Monday, November 05, 2007

Lesser things: Alcohol and Idols

Now, it seems strange for me to post about this on my blog. I shall get to it after my story. I bought my first alcohol today. It was a slight curiosity but also with an intent to cook with it. I like cooking. I bought a Yellow Tail Pinot Grigio. It is an Australian White wine that has sharp citrus notes and a dry aftertaste. (I can't stand Chardonnay.) I perhaps cooked 1/2 of the wine (as I intended) and drank the rest from a 750ml bottle. I had a very slight buzz for like 30 minutes. I made a chicken & vegetable dish in a white wine sauce. (It was almost a concotion.) This was served over noodles. The Pinot Grigio was a little more acidic than I thought it would be. I was expecting a heavier olivy taste with less acid but got an acidic clean white. My impressions from prior experience are that acidic Wines seems to be balanced out by Cheese (smoothness against tannin/acid) and mustard (astringency). So I added these ingredients to the sauce. I would rate the overall success of the taste to be a 7. The wine itself tasted a 9/10, relative to my wine prefernce. Yet, the scale for wine itself ranges 0-5/10 verse everything else.



Lets start by saying. I understand alcohol. I have an idea where buzzed ends and drunk begins. Alcohol first slows your senses. Your reactions are delayed. Your mind starts to slow down as it gets harder for your mind to process what you see/think. You begin to have a visual delay much like when you're dizzy from spinning around in circles. You know you are not quite fully there at this point. You are much more clumsy or at least feel it. Yet, drunk begins when slowly you lose control of your body and your thoughts.

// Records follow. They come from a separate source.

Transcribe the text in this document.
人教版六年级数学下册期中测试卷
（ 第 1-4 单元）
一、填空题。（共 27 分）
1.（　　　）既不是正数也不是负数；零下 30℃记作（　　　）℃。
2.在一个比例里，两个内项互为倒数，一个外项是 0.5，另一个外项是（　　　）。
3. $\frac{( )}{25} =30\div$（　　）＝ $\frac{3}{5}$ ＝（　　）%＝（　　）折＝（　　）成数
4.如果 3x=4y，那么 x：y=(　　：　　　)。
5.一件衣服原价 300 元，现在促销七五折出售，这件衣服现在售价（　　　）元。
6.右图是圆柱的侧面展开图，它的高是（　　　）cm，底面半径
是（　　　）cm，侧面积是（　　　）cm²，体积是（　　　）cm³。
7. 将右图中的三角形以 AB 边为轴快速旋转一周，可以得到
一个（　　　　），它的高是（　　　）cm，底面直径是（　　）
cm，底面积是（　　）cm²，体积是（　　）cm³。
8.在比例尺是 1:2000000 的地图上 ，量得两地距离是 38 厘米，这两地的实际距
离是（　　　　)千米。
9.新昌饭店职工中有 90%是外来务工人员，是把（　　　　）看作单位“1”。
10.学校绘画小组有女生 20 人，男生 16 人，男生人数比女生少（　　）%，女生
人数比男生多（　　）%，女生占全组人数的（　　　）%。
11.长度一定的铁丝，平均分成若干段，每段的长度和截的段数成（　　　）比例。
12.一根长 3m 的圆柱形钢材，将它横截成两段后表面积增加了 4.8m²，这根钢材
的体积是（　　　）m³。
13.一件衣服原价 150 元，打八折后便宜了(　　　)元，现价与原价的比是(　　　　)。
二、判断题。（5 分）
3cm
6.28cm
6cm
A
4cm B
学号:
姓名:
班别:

When buzzed or drunk, inhibitions go away but convictions generally remain the same. If you desire something, less things will stop you from following through. Eventually not even reason stops you. Luckily, your body is too impared at the point. If you don't desire it, you will not have such a desire bother you. Ok, I have brought all this up to discuss what it means with respect to spirituality.

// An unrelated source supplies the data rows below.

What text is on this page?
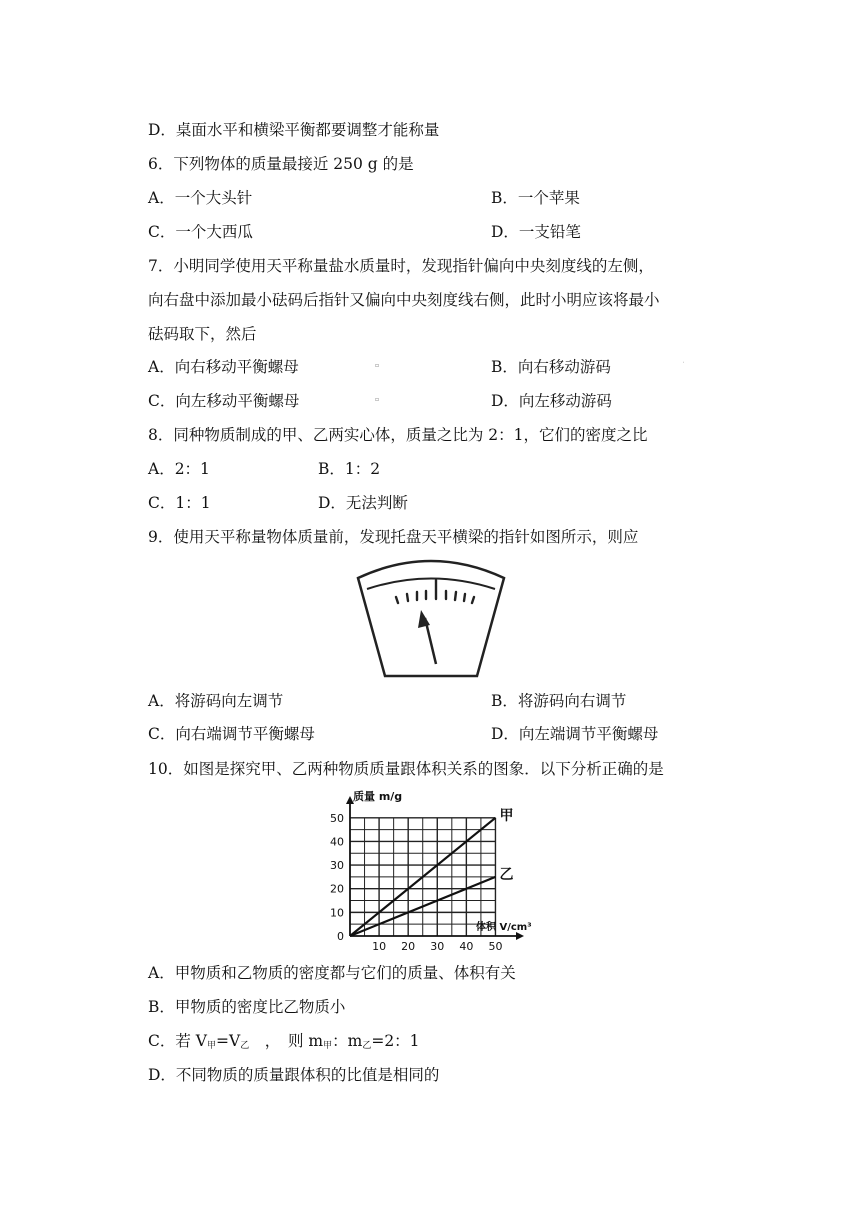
D．桌面水平和横梁平衡都要调整才能称量
6．下列物体的质量最接近 250 g 的是
A．一个大头针	B．一个苹果
C．一个大西瓜	D．一支铅笔
7．小明同学使用天平称量盐水质量时，发现指针偏向中央刻度线的左侧，
向右盘中添加最小砝码后指针又偏向中央刻度线右侧，此时小明应该将最小
砝码取下，然后
A．向右移动平衡螺母	B．向右移动游码
C．向左移动平衡螺母	D．向左移动游码
▫	˙
▫
8．同种物质制成的甲、乙两实心体，质量之比为 2：1，它们的密度之比
A．2：1	B．1：2
C．1：1	D．无法判断
9．使用天平称量物体质量前，发现托盘天平横梁的指针如图所示，则应
A．将游码向左调节	B．将游码向右调节
C．向右端调节平衡螺母	D．向左端调节平衡螺母
10．如图是探究甲、乙两种物质质量跟体积关系的图象．以下分析正确的是
0
10
20
30
40
50
10 20 30 40 50
甲
乙
质量 m/g
体积 V/cm³
A．甲物质和乙物质的密度都与它们的质量、体积有关
B．甲物质的密度比乙物质小
C．若 $V_甲=V_乙$　，　则 $m_甲$：$m_乙=2$：1
D．不同物质的质量跟体积的比值是相同的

It is my contention that drunkeness and alcohol do not limit spirituality. They rather take hold of it. It cages the heart like a bird rather than sets the heart free. From here, one's heart is prodded by the devil. Sin is conceived much more easily. Alcohol stops one from running away. All sorts of Idols are allowed to reign unrestrained in one's heart. You can be sure they existed prior but the mind kept them at bay. Excitement from a sports game lasts longer as it takes you longer to fully realize what happened during a play. It takes longer to realize that it may be fun but it is not Godward. Alcohol can set you off on the wrong way. You can't get back easily because you are also limited to a one tract mind. It can scarely help you back to God. Things that displace God do so fully with alcohol. I don't recommend drinking.

I see this a little when buzzed. I am sure it gets progressively worse when becoming drunk. Idols then have free reign then in your heart. This becomes much worse when you become addicted. Alcohol becomes an idol itself then. It may lighten the heart but to what end. Vanity? Drink, be merry for tomorrow you die. Let us find our Joy in God. Alcohol will hinder us. Yet, this becomes more true when considering what evils are unleashed by Alcohol, which are already in our hearts. Let us keep a mind to ask for grace when our hearts are prone to go astray like sheep. Alcohol is a dry wasteland in a wet marsh. It is not an oasis in the desert. Let us skip past this curiousity. Let us not be drawn close by its pull. Let us go on to greater things. Namely God. I don't plan on cooking with alcohol again. I don't plan on buying any more any time soon. I can see its allure but I shall not be filled with its idolatry. I will continue to drink it from time to time but hopefully not out of want or desire.